No-one wants to be the dumping ground for the rest of the world's trash, but as Malaysia has shown over the last three years, one man's junk can be another man's fortune, particularly if it's got copper in it.
It's possible that other countries could step into any gap left by Malaysia but tightening restrictions on trade in recyclables is a fast-spreading phenomenon.
Vietnam, for example, added another 13 items to its list of banned scrap-waste imports at the beginning of this year, including several exotic metals such as tungsten and molybdenum.
As ever more countries restrict trade in end-of-life scrap, particularly lower-grade and more complex materials, the goal of achieving higher global recycling rates becomes ever more challenging.
A lot of copper has already returned to the ground in the form of landfill.
Of the 650 million tonnes mined between 1910 and 2010, 350 million tonnes are still in use but 140 million tonnes have been lost to landfill, according to the Fraunhofer Institute. ("The promise and limits of Urban Mining", November 2020).
The world has got more efficient in processing end-of-life products but to do so has relied on globalised trade. The United States and Europe in particular have got used to sending large quantities of low-grade material to first China, then other Asian countries such as Malaysia, for recycling.
Neither currently has the capacity to treat such material. The last secondary refinery in the United States closed at the turn of the century and although investment is flowing into new secondary copper capacity, it is doing so at the direct-melt products stage.
That requires higher-grade scrap, not the stuff that has historically been shipped to China for the messier business of dismantling, removing contaminants, processing plastic packaging and refining it into new metal.
It's noticeable that U.S. exports of copper scrap fell sharply over the 2018-2020 period as China - the previous top destination - steadily tightened its purity thresholds.

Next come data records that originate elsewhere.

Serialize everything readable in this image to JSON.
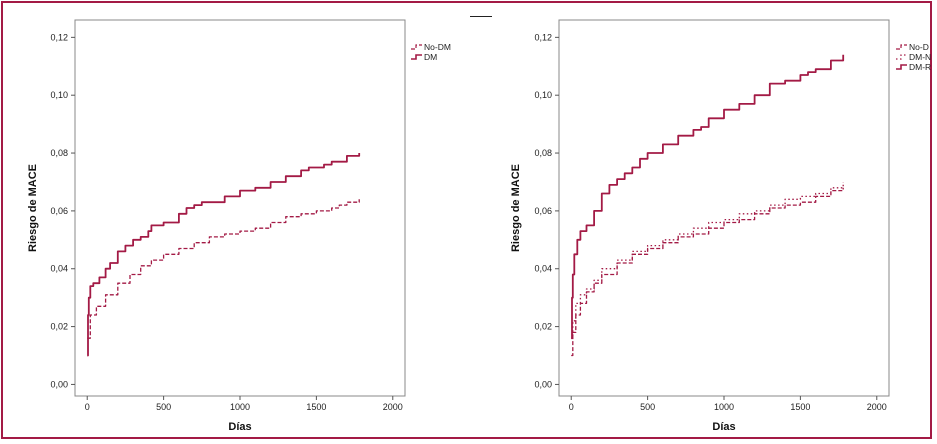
{
  "colors": {
    "border": "#a31a45",
    "series": "#a31a45"
  },
  "chart_data": [
    {
      "type": "line",
      "title": "",
      "xlabel": "Días",
      "ylabel": "Riesgo de MACE",
      "xlim": [
        -80,
        2080
      ],
      "ylim": [
        -0.004,
        0.126
      ],
      "xticks": [
        0,
        500,
        1000,
        1500,
        2000
      ],
      "xtick_labels": [
        "0",
        "500",
        "1000",
        "1500",
        "2000"
      ],
      "yticks": [
        0,
        0.02,
        0.04,
        0.06,
        0.08,
        0.1,
        0.12
      ],
      "ytick_labels": [
        "0,00",
        "0,02",
        "0,04",
        "0,06",
        "0,08",
        "0,10",
        "0,12"
      ],
      "grid": false,
      "legend": "top-right",
      "series": [
        {
          "name": "No-DM",
          "style": "dashed",
          "x": [
            0,
            20,
            60,
            120,
            200,
            280,
            350,
            400,
            420,
            500,
            600,
            700,
            800,
            900,
            1000,
            1100,
            1200,
            1300,
            1400,
            1500,
            1600,
            1650,
            1700,
            1780
          ],
          "y": [
            0.016,
            0.024,
            0.027,
            0.031,
            0.035,
            0.038,
            0.041,
            0.041,
            0.043,
            0.045,
            0.047,
            0.049,
            0.051,
            0.052,
            0.053,
            0.054,
            0.056,
            0.058,
            0.059,
            0.06,
            0.061,
            0.062,
            0.063,
            0.064
          ]
        },
        {
          "name": "DM",
          "style": "solid",
          "x": [
            0,
            5,
            10,
            20,
            40,
            80,
            120,
            150,
            200,
            250,
            300,
            350,
            400,
            420,
            500,
            600,
            650,
            700,
            750,
            800,
            900,
            1000,
            1100,
            1200,
            1300,
            1400,
            1450,
            1500,
            1550,
            1600,
            1700,
            1780
          ],
          "y": [
            0.01,
            0.024,
            0.03,
            0.034,
            0.035,
            0.037,
            0.04,
            0.042,
            0.046,
            0.048,
            0.05,
            0.051,
            0.053,
            0.055,
            0.056,
            0.059,
            0.061,
            0.062,
            0.063,
            0.063,
            0.065,
            0.067,
            0.068,
            0.07,
            0.072,
            0.074,
            0.075,
            0.075,
            0.076,
            0.077,
            0.079,
            0.08
          ]
        }
      ]
    },
    {
      "type": "line",
      "title": "",
      "xlabel": "Días",
      "ylabel": "Riesgo de MACE",
      "xlim": [
        -80,
        2080
      ],
      "ylim": [
        -0.004,
        0.126
      ],
      "xticks": [
        0,
        500,
        1000,
        1500,
        2000
      ],
      "xtick_labels": [
        "0",
        "500",
        "1000",
        "1500",
        "2000"
      ],
      "yticks": [
        0,
        0.02,
        0.04,
        0.06,
        0.08,
        0.1,
        0.12
      ],
      "ytick_labels": [
        "0,00",
        "0,02",
        "0,04",
        "0,06",
        "0,08",
        "0,10",
        "0,12"
      ],
      "grid": false,
      "legend": "top-right (clipped)",
      "series": [
        {
          "name": "No-D",
          "style": "dashed",
          "x": [
            0,
            10,
            30,
            60,
            100,
            150,
            200,
            300,
            400,
            500,
            600,
            700,
            800,
            900,
            1000,
            1100,
            1200,
            1300,
            1400,
            1500,
            1600,
            1700,
            1780
          ],
          "y": [
            0.01,
            0.018,
            0.024,
            0.028,
            0.032,
            0.035,
            0.038,
            0.042,
            0.045,
            0.047,
            0.049,
            0.051,
            0.052,
            0.054,
            0.056,
            0.057,
            0.059,
            0.061,
            0.062,
            0.063,
            0.065,
            0.067,
            0.068
          ]
        },
        {
          "name": "DM-N",
          "style": "dotted",
          "x": [
            0,
            10,
            30,
            60,
            100,
            150,
            200,
            300,
            400,
            500,
            600,
            700,
            800,
            900,
            1000,
            1100,
            1200,
            1300,
            1400,
            1500,
            1600,
            1700,
            1780
          ],
          "y": [
            0.016,
            0.022,
            0.028,
            0.031,
            0.033,
            0.036,
            0.04,
            0.043,
            0.046,
            0.048,
            0.05,
            0.052,
            0.054,
            0.056,
            0.057,
            0.059,
            0.06,
            0.062,
            0.064,
            0.065,
            0.066,
            0.068,
            0.07
          ]
        },
        {
          "name": "DM-R",
          "style": "solid",
          "x": [
            0,
            5,
            10,
            20,
            40,
            60,
            100,
            150,
            200,
            250,
            300,
            350,
            400,
            450,
            500,
            600,
            700,
            800,
            850,
            900,
            1000,
            1100,
            1200,
            1300,
            1400,
            1500,
            1550,
            1600,
            1700,
            1780
          ],
          "y": [
            0.016,
            0.03,
            0.038,
            0.045,
            0.05,
            0.053,
            0.055,
            0.06,
            0.066,
            0.069,
            0.071,
            0.073,
            0.075,
            0.078,
            0.08,
            0.083,
            0.086,
            0.088,
            0.089,
            0.092,
            0.095,
            0.097,
            0.1,
            0.104,
            0.105,
            0.107,
            0.108,
            0.109,
            0.112,
            0.114
          ]
        }
      ]
    }
  ]
}
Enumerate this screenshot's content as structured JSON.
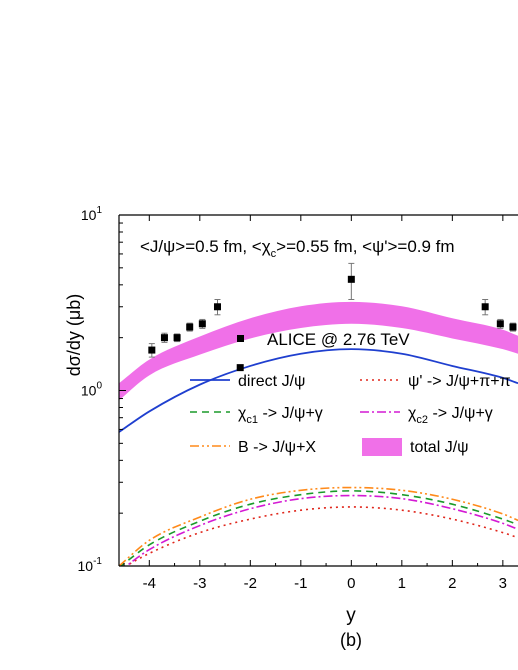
{
  "chart_data": {
    "type": "line",
    "panel_label": "(b)",
    "xlabel": "y",
    "ylabel": "dσ/dy (μb)",
    "xlim": [
      -4.6,
      3.3
    ],
    "ylim": [
      0.1,
      10
    ],
    "y_scale": "log",
    "x_ticks": [
      -4,
      -3,
      -2,
      -1,
      0,
      1,
      2,
      3
    ],
    "y_ticks": [
      {
        "value": 0.1,
        "mantissa": "10",
        "exp": "-1"
      },
      {
        "value": 1,
        "mantissa": "10",
        "exp": "0"
      },
      {
        "value": 10,
        "mantissa": "10",
        "exp": "1"
      }
    ],
    "annotation": {
      "parts": [
        "<J/ψ>=0.5 fm, <χ",
        "c",
        ">=0.55 fm, <ψ'>=0.9 fm"
      ]
    },
    "legend": {
      "data_label": "ALICE @ 2.76 TeV",
      "entries": [
        {
          "id": "direct",
          "parts": [
            "direct J/ψ"
          ]
        },
        {
          "id": "psi2s",
          "parts": [
            "ψ' ->  J/ψ+π+π"
          ]
        },
        {
          "id": "chic1",
          "parts": [
            "χ",
            "c1",
            " ->  J/ψ+γ"
          ]
        },
        {
          "id": "chic2",
          "parts": [
            "χ",
            "c2",
            " -> J/ψ+γ"
          ]
        },
        {
          "id": "bdecay",
          "parts": [
            "B -> J/ψ+X"
          ]
        },
        {
          "id": "total",
          "parts": [
            "total J/ψ"
          ]
        }
      ]
    },
    "series": [
      {
        "id": "direct",
        "color": "#1f3fcf",
        "dash": "none",
        "width": 1.8,
        "x": [
          -4.6,
          -4.0,
          -3.0,
          -2.0,
          -1.0,
          0.0,
          1.0,
          2.0,
          3.0,
          3.3
        ],
        "y": [
          0.58,
          0.76,
          1.08,
          1.38,
          1.62,
          1.72,
          1.62,
          1.38,
          1.18,
          1.1
        ]
      },
      {
        "id": "psi2s",
        "color": "#e0261b",
        "dash": "2,4",
        "width": 1.6,
        "x": [
          -4.6,
          -4.0,
          -3.0,
          -2.0,
          -1.0,
          0.0,
          1.0,
          2.0,
          3.0,
          3.3
        ],
        "y": [
          0.095,
          0.118,
          0.155,
          0.185,
          0.208,
          0.217,
          0.208,
          0.185,
          0.155,
          0.145
        ]
      },
      {
        "id": "chic1",
        "color": "#1a9a2a",
        "dash": "7,5",
        "width": 1.6,
        "x": [
          -4.6,
          -4.0,
          -3.0,
          -2.0,
          -1.0,
          0.0,
          1.0,
          2.0,
          3.0,
          3.3
        ],
        "y": [
          0.098,
          0.132,
          0.18,
          0.225,
          0.255,
          0.268,
          0.255,
          0.225,
          0.185,
          0.172
        ]
      },
      {
        "id": "chic2",
        "color": "#d41ad4",
        "dash": "9,3,2,3",
        "width": 1.6,
        "x": [
          -4.6,
          -4.0,
          -3.0,
          -2.0,
          -1.0,
          0.0,
          1.0,
          2.0,
          3.0,
          3.3
        ],
        "y": [
          0.093,
          0.124,
          0.17,
          0.212,
          0.242,
          0.252,
          0.242,
          0.212,
          0.175,
          0.162
        ]
      },
      {
        "id": "bdecay",
        "color": "#ff8a1a",
        "dash": "9,3,2,3,2,3",
        "width": 1.6,
        "x": [
          -4.6,
          -4.0,
          -3.0,
          -2.0,
          -1.0,
          0.0,
          1.0,
          2.0,
          3.0,
          3.3
        ],
        "y": [
          0.1,
          0.14,
          0.19,
          0.24,
          0.27,
          0.28,
          0.27,
          0.24,
          0.198,
          0.182
        ]
      }
    ],
    "band": {
      "id": "total",
      "color": "#f070e8",
      "x": [
        -4.6,
        -4.0,
        -3.0,
        -2.0,
        -1.0,
        0.0,
        1.0,
        2.0,
        3.0,
        3.3
      ],
      "lower": [
        0.88,
        1.22,
        1.6,
        1.98,
        2.27,
        2.4,
        2.27,
        1.98,
        1.72,
        1.62
      ],
      "upper": [
        1.1,
        1.5,
        2.03,
        2.58,
        3.02,
        3.2,
        3.02,
        2.58,
        2.22,
        2.05
      ]
    },
    "points": {
      "color": "#000000",
      "data": [
        {
          "x": -3.95,
          "y": 1.7,
          "err": 0.15
        },
        {
          "x": -3.7,
          "y": 2.0,
          "err": 0.12
        },
        {
          "x": -3.45,
          "y": 2.0,
          "err": 0.1
        },
        {
          "x": -3.2,
          "y": 2.3,
          "err": 0.12
        },
        {
          "x": -2.95,
          "y": 2.4,
          "err": 0.14
        },
        {
          "x": -2.65,
          "y": 3.0,
          "err": 0.3
        },
        {
          "x": -2.2,
          "y": 1.35,
          "err": 0
        },
        {
          "x": 0.0,
          "y": 4.3,
          "err": 1.0
        },
        {
          "x": 2.65,
          "y": 3.0,
          "err": 0.3
        },
        {
          "x": 2.95,
          "y": 2.4,
          "err": 0.14
        },
        {
          "x": 3.2,
          "y": 2.3,
          "err": 0.12
        }
      ]
    }
  }
}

Indeed last year's tally of 771,000 tonnes was the lowest since 2005.
Relative to 2017, the last year of normal trade with China, exports of copper scrap have fallen by a cumulative 450,000 tonnes over the last three years.
That material may be sitting in storage but it may also have gone to landfill for want of a better alternative, proof that transnational shipment is still a core requirement for an efficient recycling chain.
Malaysia's proposed clampdown on metal recyclables is not just a potential blow to a still-recovering copper scrap supply chain but also to the global urban copper mine.